Equally, another characteristic of the tetralogy of Fallot is that may manifest hypertrophy of the right ventricle. The cardiac muscle increases its thickness and this causes that it has to strain more when contracting due to the narrowing of the exit of the ventricle.


The reason why the tetralogy of Fallot should be surgically intervened as soon as possible is because his symptoms are serious. In fact, we will see some points that will allow us to know a little better how it affects the quality of life of younger patients:

  • Cyanosis: the skin and mucous membranes have a bluish color that indicates that there is a deficient oxygenation of the blood. They can appear on the face, hands or any other part of the body, and also in the mouth (perioral cyanosis).
  • Diaphoresis: sweating that occurs when the baby is breastfed, because it takes a lot of effort and breathing (dyspnea).
  • Acrocyanosis: the fingers and toes are characterized by being cold most of the time. They present cyanosis and diaphoresis.

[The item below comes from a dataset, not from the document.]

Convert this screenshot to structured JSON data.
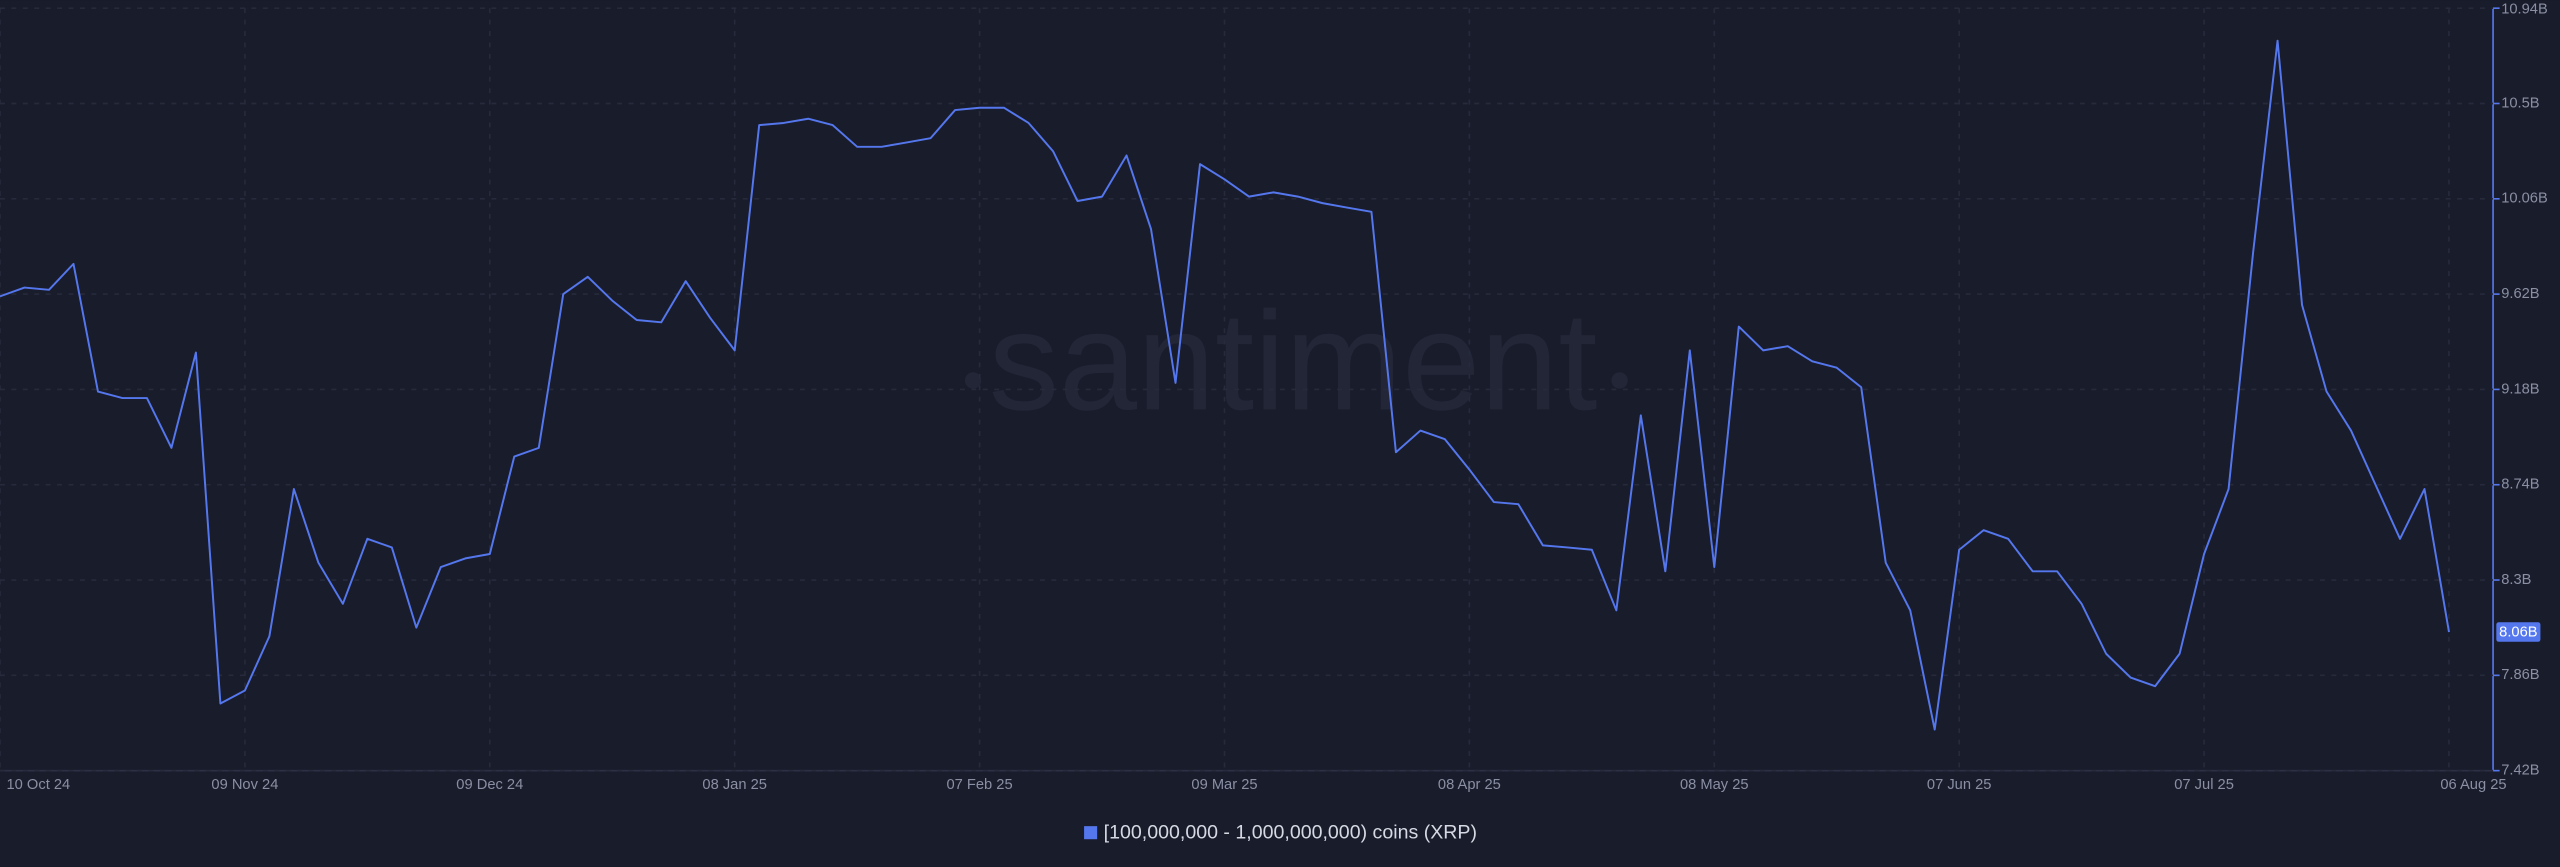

Children may also have a heart murmur. Also, the delay in its development, the presence of fatigue before the minimum performance of physical exercise and, even, fainting can alert of the presence of this congenital heart disease.

Maybe you're interested: Classification of heart murmurs


It is necessary to raise awareness about the importance of treating tetralogy of Fallot as soon as possible. In fact, all children with this heart disease should undergo corrective surgery.

Without treatment, this heart disease can lead to death at an early age. Likewise, it can also cause disabilities in adulthood. Also, the failure to treat this congenital heart disease can lead to infections. For example, the inflammation of a heart valve due to a bacterial infection.

Read also: Detection of congenital anomalies in the newborn

Living with tetralogy of Fallot

A person who undergoes surgery early to treat tetralogy of Fallot can lead a normal life. But nevertheless, it is necessary that a medical follow-up be done throughout the whole life due to certain risks.

People who have been treated for this congenital heart disease they are at risk of sudden death from the age of 35, although its percentage is very low. Also, arrhythmias may increase over the years.

Pregnant women with this pathology must undergo certain tests to assess how they are health, the arrhythmias they have and the measures they must take (absolute rest, no harmful habits such as smoking, healthy weight …).

As we have seen, being born with tetralogy of Fallot can condition the rest of our life. However, with an early corrective surgery and a medical follow-up, you can have a completely normal quality of life.

We hope that this article has allowed you to know a type of heart disease that you may not have heard about until now. This will help you take the necessary measures if someone in your environment comes to suffer at some point.